Magic smoke released from DIY PSU... but why?

Question

I'm starting to learn what I can about electronics, and recently decided to follow this (and similar) guides to building a bench power supply out of an ATX PSU:

http://www.instructables.com/id/Convert-A-Computer-Power-supply-to-a-Bench-Top-Lab/step3/Presenting-The-Power/

In this guide, there is a schematic to take the +12V and -12V lines and combine them with a potentiometer to output a range of voltage up to 24V.

_{(source: instructables.com)}

I followed the guides and built the circuit as shown (using an LM317 voltage regulator) and the potentiometer shown here: http://www.amazon.com/gp/product/B009QFU9H4/ref=oh_details_o03_s00_i00?ie=UTF8&psc=1

Each of the 3 power rails (3.3V, 5V, +12V) are connected to a fuse, then to a binding post, while the negative binding posts go to ground.
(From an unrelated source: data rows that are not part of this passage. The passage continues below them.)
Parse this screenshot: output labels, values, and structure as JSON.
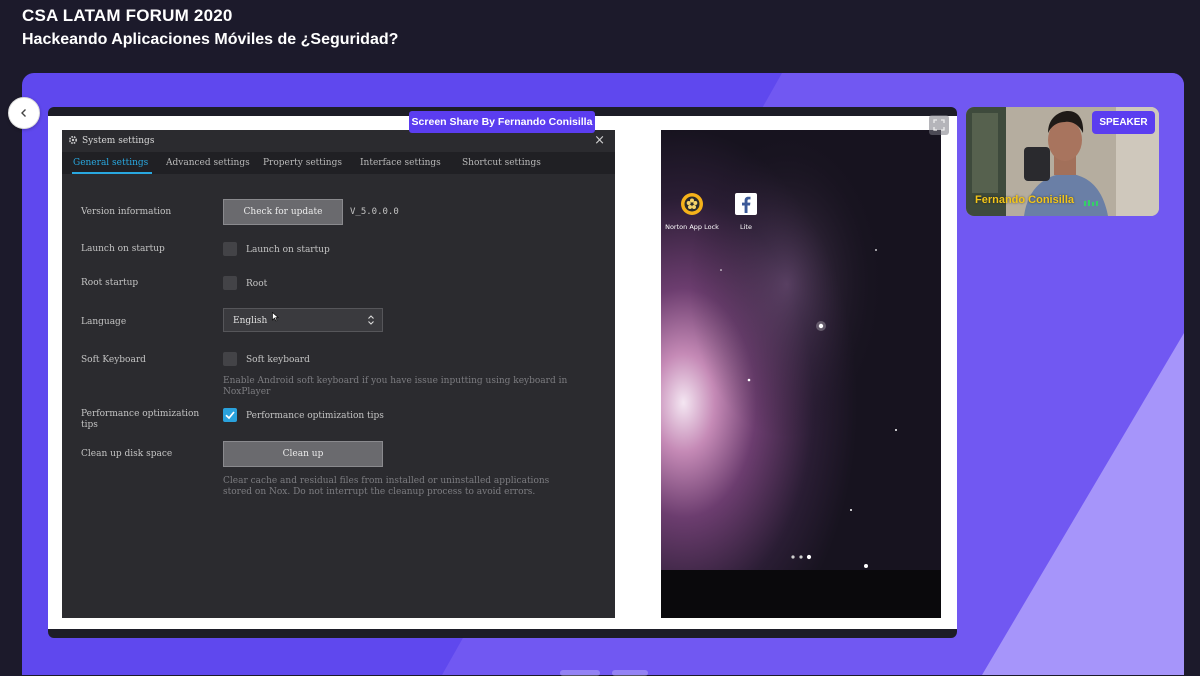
{
  "event": {
    "title": "CSA LATAM FORUM 2020",
    "subtitle": "Hackeando Aplicaciones Móviles de ¿Seguridad?"
  },
  "share_badge": "Screen Share By Fernando Conisilla",
  "speaker": {
    "badge": "SPEAKER",
    "name": "Fernando Conisilla"
  },
  "colors": {
    "stage_purple": "#5f48ee",
    "badge_purple": "#5b3df0",
    "speaker_name": "#f3c519",
    "tab_active": "#29a8e0"
  },
  "dialog": {
    "title": "System settings",
    "close_label": "×",
    "tabs": [
      {
        "label": "General settings",
        "active": true
      },
      {
        "label": "Advanced settings",
        "active": false
      },
      {
        "label": "Property settings",
        "active": false
      },
      {
        "label": "Interface settings",
        "active": false
      },
      {
        "label": "Shortcut settings",
        "active": false
      }
    ],
    "version": {
      "label": "Version information",
      "button": "Check for update",
      "value": "V_5.0.0.0"
    },
    "launch": {
      "label": "Launch on startup",
      "checkbox_label": "Launch on startup",
      "checked": false
    },
    "root": {
      "label": "Root startup",
      "checkbox_label": "Root",
      "checked": false
    },
    "language": {
      "label": "Language",
      "value": "English"
    },
    "soft_keyboard": {
      "label": "Soft Keyboard",
      "checkbox_label": "Soft keyboard",
      "checked": false,
      "help_line1": "Enable Android soft keyboard if you have issue inputting using keyboard in",
      "help_line2": "NoxPlayer"
    },
    "performance": {
      "label_line1": "Performance optimization",
      "label_line2": "tips",
      "checkbox_label": "Performance optimization tips",
      "checked": true
    },
    "cleanup": {
      "label": "Clean up disk space",
      "button": "Clean up",
      "help_line1": "Clear cache and residual files from installed or uninstalled applications",
      "help_line2": "stored on Nox. Do not interrupt the cleanup process to avoid errors."
    }
  },
  "phone": {
    "apps": [
      {
        "label": "Norton App Lock",
        "icon": "norton-app-lock-icon"
      },
      {
        "label": "Lite",
        "icon": "facebook-lite-icon"
      }
    ]
  }
}
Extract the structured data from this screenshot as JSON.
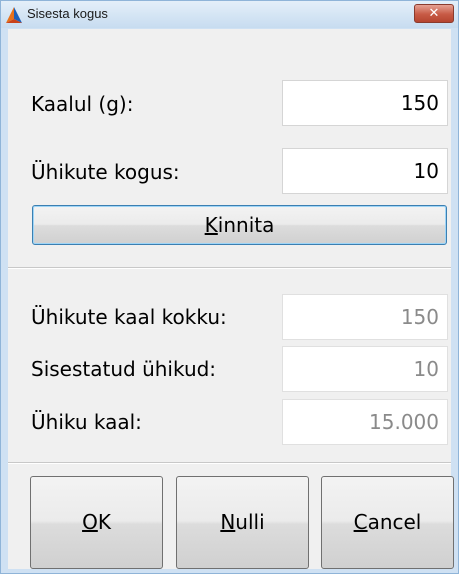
{
  "window": {
    "title": "Sisesta kogus",
    "close_label": "✕",
    "icon": "app-logo-icon"
  },
  "inputs": {
    "weight_label": "Kaalul (g):",
    "weight_value": "150",
    "count_label": "Ühikute kogus:",
    "count_value": "10",
    "confirm_mnemonic": "K",
    "confirm_rest": "innita"
  },
  "results": {
    "total_weight_label": "Ühikute kaal kokku:",
    "total_weight_value": "150",
    "entered_units_label": "Sisestatud ühikud:",
    "entered_units_value": "10",
    "unit_weight_label": "Ühiku kaal:",
    "unit_weight_value": "15.000"
  },
  "buttons": {
    "ok_mnemonic": "O",
    "ok_rest": "K",
    "reset_mnemonic": "N",
    "reset_rest": "ulli",
    "cancel_mnemonic": "C",
    "cancel_rest": "ancel"
  }
}
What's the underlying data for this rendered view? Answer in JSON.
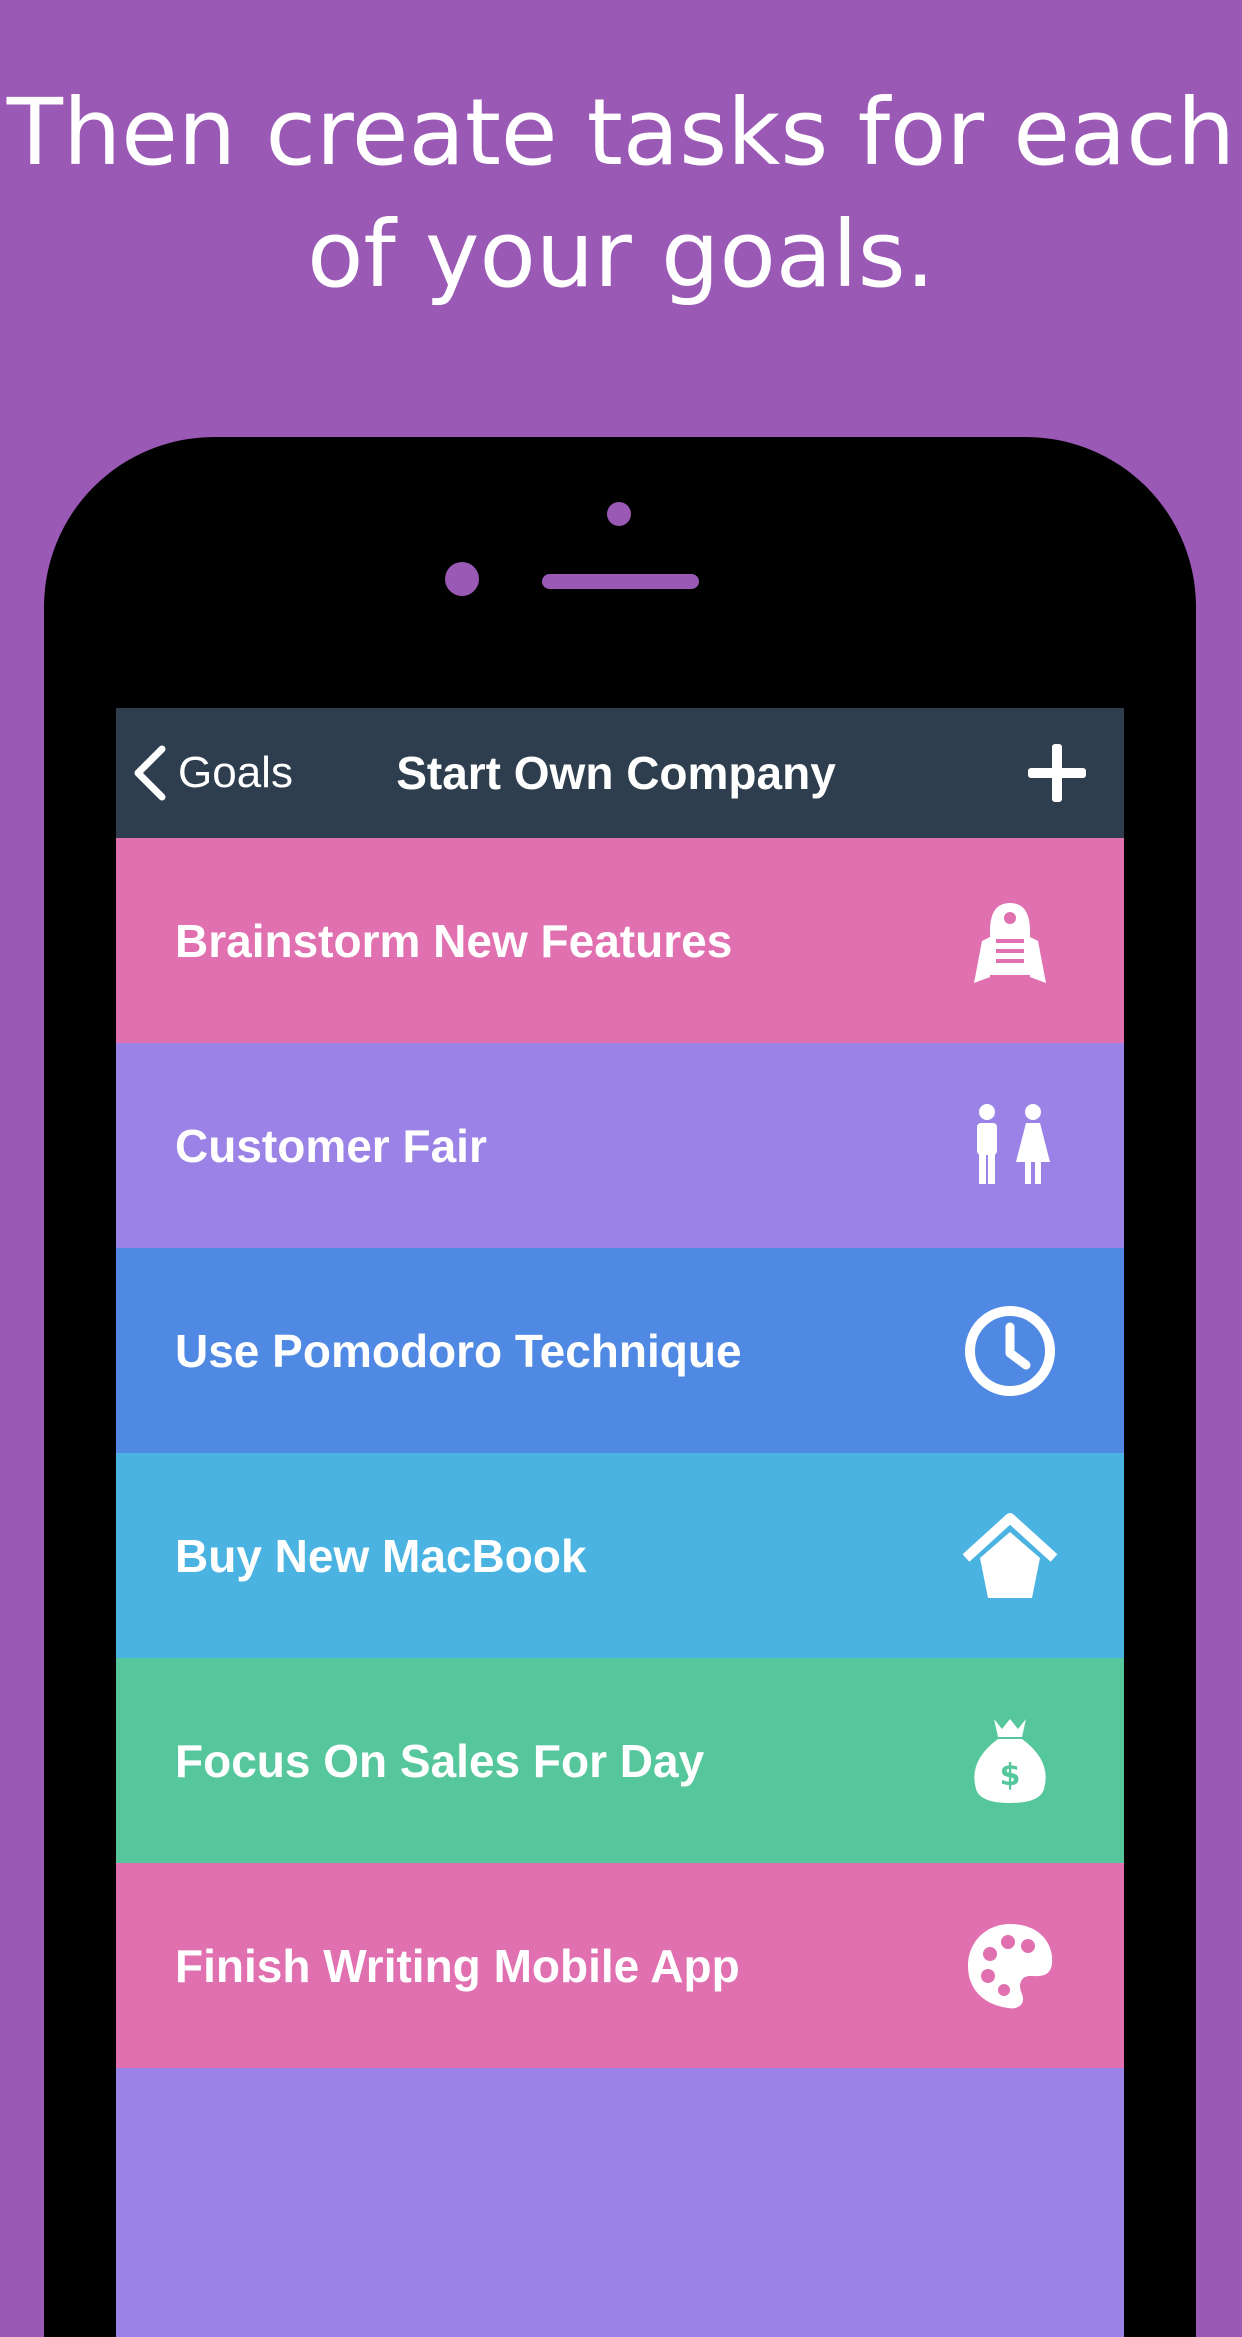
{
  "headline": {
    "line1": "Then create tasks for each",
    "line2": "of your goals."
  },
  "navbar": {
    "back_label": "Goals",
    "title": "Start Own Company",
    "add_icon": "plus-icon",
    "back_icon": "chevron-left-icon"
  },
  "colors": {
    "background": "#9b59b6",
    "navbar": "#2e3e4e",
    "pink": "#e170b0",
    "lavender": "#9b82e6",
    "blue": "#5089e4",
    "sky": "#4ab3e1",
    "green": "#56c79d"
  },
  "tasks": [
    {
      "label": "Brainstorm New Features",
      "color": "#e170b0",
      "icon": "robot-icon"
    },
    {
      "label": "Customer Fair",
      "color": "#9b82e6",
      "icon": "people-icon"
    },
    {
      "label": "Use Pomodoro Technique",
      "color": "#5089e4",
      "icon": "clock-icon"
    },
    {
      "label": "Buy New MacBook",
      "color": "#4ab3e1",
      "icon": "house-icon"
    },
    {
      "label": "Focus On Sales For Day",
      "color": "#56c79d",
      "icon": "money-bag-icon"
    },
    {
      "label": "Finish Writing Mobile App",
      "color": "#e170b0",
      "icon": "palette-icon"
    }
  ]
}
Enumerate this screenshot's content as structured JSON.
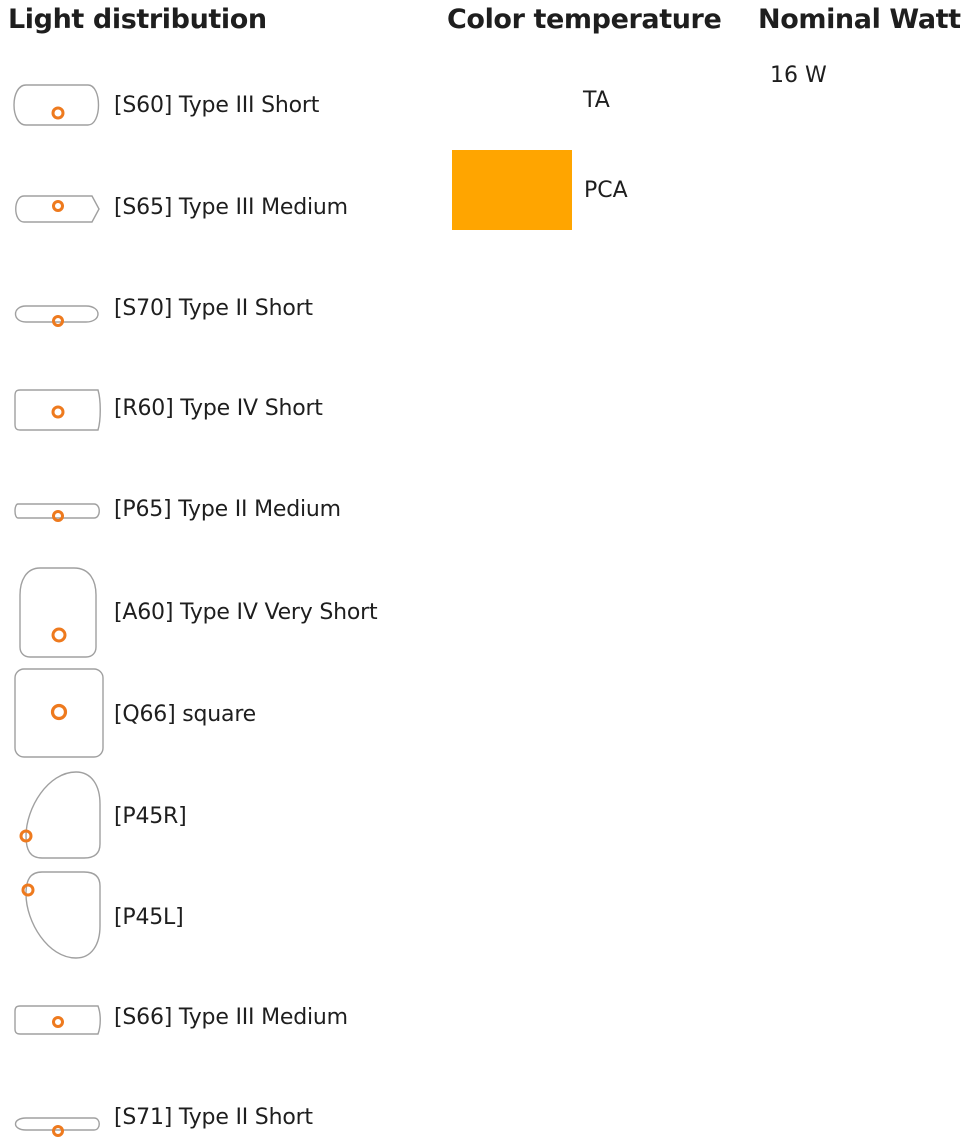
{
  "headings": {
    "light_distribution": "Light distribution",
    "color_temperature": "Color temperature",
    "nominal_watt": "Nominal Watt"
  },
  "light_distribution": [
    {
      "label": "[S60] Type III Short",
      "icon": "s60-distribution-icon"
    },
    {
      "label": "[S65] Type III Medium",
      "icon": "s65-distribution-icon"
    },
    {
      "label": "[S70] Type II Short",
      "icon": "s70-distribution-icon"
    },
    {
      "label": "[R60] Type IV Short",
      "icon": "r60-distribution-icon"
    },
    {
      "label": "[P65] Type II Medium",
      "icon": "p65-distribution-icon"
    },
    {
      "label": "[A60] Type IV Very Short",
      "icon": "a60-distribution-icon"
    },
    {
      "label": "[Q66] square",
      "icon": "q66-distribution-icon"
    },
    {
      "label": "[P45R]",
      "icon": "p45r-distribution-icon"
    },
    {
      "label": "[P45L]",
      "icon": "p45l-distribution-icon"
    },
    {
      "label": "[S66] Type III Medium",
      "icon": "s66-distribution-icon"
    },
    {
      "label": "[S71] Type II Short",
      "icon": "s71-distribution-icon"
    }
  ],
  "color_temperature": [
    {
      "label": "TA"
    },
    {
      "label": "PCA",
      "swatch_color": "#FFA500"
    }
  ],
  "nominal_watt": [
    "16 W"
  ],
  "colors": {
    "icon_outline": "#a0a0a0",
    "luminaire_marker": "#ee7a1e",
    "pca_swatch": "#FFA500"
  }
}
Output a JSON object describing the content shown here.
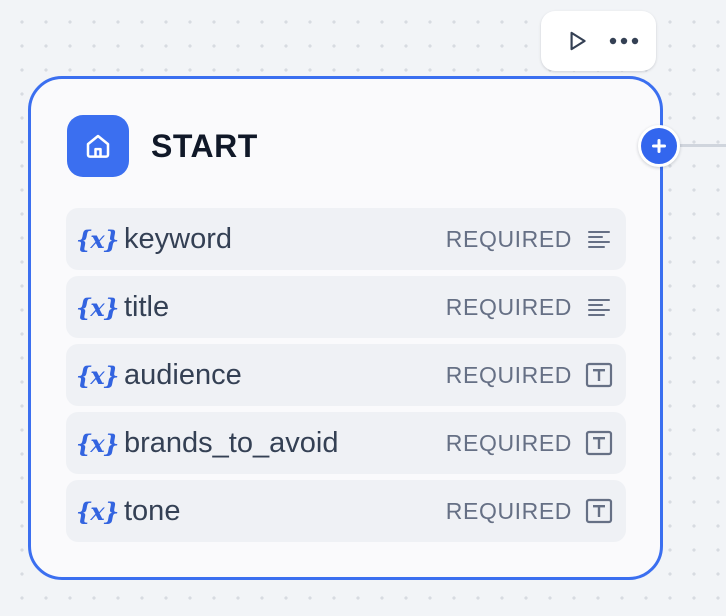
{
  "colors": {
    "accent": "#3b6ff0",
    "canvas": "#f2f4f7",
    "node_bg": "#fafafc",
    "row_bg": "#eff1f5",
    "variable_icon": "#3364e0"
  },
  "toolbar": {
    "run_icon": "play-icon",
    "more_icon": "more-horizontal-icon"
  },
  "node": {
    "title": "START",
    "icon": "home-icon",
    "add_handle_icon": "plus-icon"
  },
  "variables": [
    {
      "var_icon": "{x}",
      "name": "keyword",
      "status": "REQUIRED",
      "type_icon": "paragraph-icon"
    },
    {
      "var_icon": "{x}",
      "name": "title",
      "status": "REQUIRED",
      "type_icon": "paragraph-icon"
    },
    {
      "var_icon": "{x}",
      "name": "audience",
      "status": "REQUIRED",
      "type_icon": "text-input-icon"
    },
    {
      "var_icon": "{x}",
      "name": "brands_to_avoid",
      "status": "REQUIRED",
      "type_icon": "text-input-icon"
    },
    {
      "var_icon": "{x}",
      "name": "tone",
      "status": "REQUIRED",
      "type_icon": "text-input-icon"
    }
  ]
}
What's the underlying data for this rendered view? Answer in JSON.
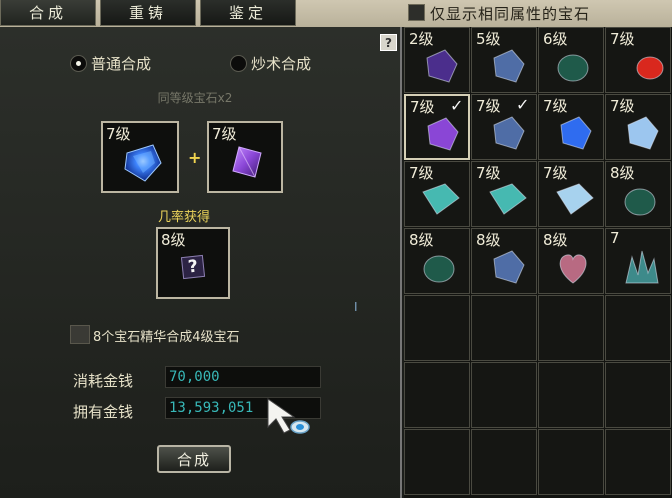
{
  "tabs": [
    {
      "label": "合成"
    },
    {
      "label": "重铸"
    },
    {
      "label": "鉴定"
    }
  ],
  "filter": {
    "label": "仅显示相同属性的宝石",
    "checked": false
  },
  "help_label": "?",
  "modes": [
    {
      "label": "普通合成",
      "selected": true
    },
    {
      "label": "炒术合成",
      "selected": false
    }
  ],
  "same_level_note": "同等级宝石x2",
  "inputs": [
    {
      "level": "7级",
      "gem": "blue-sapphire"
    },
    {
      "level": "7级",
      "gem": "purple-amethyst"
    }
  ],
  "plus_sign": "+",
  "probability_label": "几率获得",
  "output": {
    "level": "8级",
    "unknown": "?"
  },
  "essence_option": {
    "label": "8个宝石精华合成4级宝石",
    "checked": false
  },
  "cost": {
    "label": "消耗金钱",
    "value": "70,000"
  },
  "owned": {
    "label": "拥有金钱",
    "value": "13,593,051"
  },
  "compose_button": "合成",
  "inventory": [
    {
      "level": "2级",
      "gem": "purple-flat",
      "checked": false,
      "selected": false
    },
    {
      "level": "5级",
      "gem": "blue-crystal",
      "checked": false,
      "selected": false
    },
    {
      "level": "6级",
      "gem": "green-flat",
      "checked": false,
      "selected": false
    },
    {
      "level": "7级",
      "gem": "red-oval",
      "checked": false,
      "selected": false
    },
    {
      "level": "7级",
      "gem": "purple-amethyst",
      "checked": true,
      "selected": true
    },
    {
      "level": "7级",
      "gem": "blue-crystal",
      "checked": true,
      "selected": false
    },
    {
      "level": "7级",
      "gem": "blue-sapphire",
      "checked": false,
      "selected": false
    },
    {
      "level": "7级",
      "gem": "ice-crystal",
      "checked": false,
      "selected": false
    },
    {
      "level": "7级",
      "gem": "cyan-emerald",
      "checked": false,
      "selected": false
    },
    {
      "level": "7级",
      "gem": "cyan-emerald",
      "checked": false,
      "selected": false
    },
    {
      "level": "7级",
      "gem": "ice-cube",
      "checked": false,
      "selected": false
    },
    {
      "level": "8级",
      "gem": "green-flat",
      "checked": false,
      "selected": false
    },
    {
      "level": "8级",
      "gem": "green-flat",
      "checked": false,
      "selected": false
    },
    {
      "level": "8级",
      "gem": "blue-crystal",
      "checked": false,
      "selected": false
    },
    {
      "level": "8级",
      "gem": "pink-heart",
      "checked": false,
      "selected": false
    },
    {
      "level": "7",
      "gem": "teal-cluster",
      "checked": false,
      "selected": false
    }
  ],
  "gem_colors": {
    "blue-sapphire": "#2f6cf0",
    "purple-amethyst": "#8a46d6",
    "purple-flat": "#4b2e8c",
    "blue-crystal": "#4f6da6",
    "green-flat": "#1f5a4a",
    "red-oval": "#d9281e",
    "ice-crystal": "#9cc6ef",
    "cyan-emerald": "#46b9b1",
    "ice-cube": "#a7d2ee",
    "pink-heart": "#b86a82",
    "teal-cluster": "#3d8a8a"
  }
}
As an extra feature, an LED is wired in parallel with the binding post (and a current limiting resistor) so I have a visual indicator as to whether the fuse is blown. For the variable 24V output, there is an LED (with current limiting resistor for 12V) tied in parallel off of the +12V line used for the variable voltage. My questions are regarding the 24V output and... what I apparently screwed up.

Upon testing the circuit, I connected a voltmeter to the 24V output and ramped up the potentiometer. It released its' smoke about halfway up, so I aborted the test and connected the leads that went to the (now dead) potentiometer to an ammeter. I figured maybe there was too much current for the potentiometer. Shortly after powering on the supply again, the voltage regulator in the circuit below fizzled out of existence and I killed the power before any further damage could take place.

My theory is that I'm not understanding how this 24V is being produced properly, and that perhaps the ground from the LED on this connection is somehow causing everything else to fail. Or, that the potentiometer couldn't handle the amperage, and perhaps the LM317 died because there was no heat sink and it simply overheated. I'd like to know (a) if my theories are correct, and (b) if there is a way to fix this and allow it to function the way I am expecting. It's hard for me to understand how the 24V variable line is not grounded and can still work properly, and perhaps I shouldn't be attempting to build a circuit I don't completely understand.

If I can provide any more details that will help, please ask away! I'm assuming that if I can't make this function properly, I could replace the potentiometer, remove the variable circuit below and simply use the +12V rail with the potentiometer in line to regulate from 0-12V. (I don't have anything that I could immediately imagine using 24V for anyway).

Thank you very much for your time and insight!

Answer 1

Each of the 3 power rails (3.3V, 5V, +12V) are connected to a fuse, then to a binding post, while the negative binding posts go to ground.

This sounds like the problem. Keep in mind, voltages are differences in potential between two points. There's nothing special about ground, it's just an arbitrary point which we pick. It's 0V because the difference of something with itself is 0.

You can call anything you want "ground". That's why this circuit works. If you call the -12V output as "ground", then everything else is 12V higher. That's including what was previously called "ground": now it's 12V, because it's 12V more than what you are now calling ground.

Now consider what you've done:

^{simulate this circuit – Schematic created using CircuitLab}

The "ground" of the power supply connects all of the voltages supplied together (connections labeled B and C). The output voltages are relative to this. Notice how the -12V (V4) makes a negative voltage because it's positive side is attached to "ground".

Then, you attached the negative binding posts of all the supplies together. Largely this is redundant: you are duplicating connections B and C. But you are also adding connection A.

See the problem? You've shorted out V4. A wire has ideally zero resistance. By Ohm's law, the current that will flow is:

$$ \frac{12V}{0\Omega} = $$

In reality, the wires used to make this connection actually have some very small resistance, and you get a whole ton of current. This far exceeded the current the voltage regulator can handle and the smoke got out.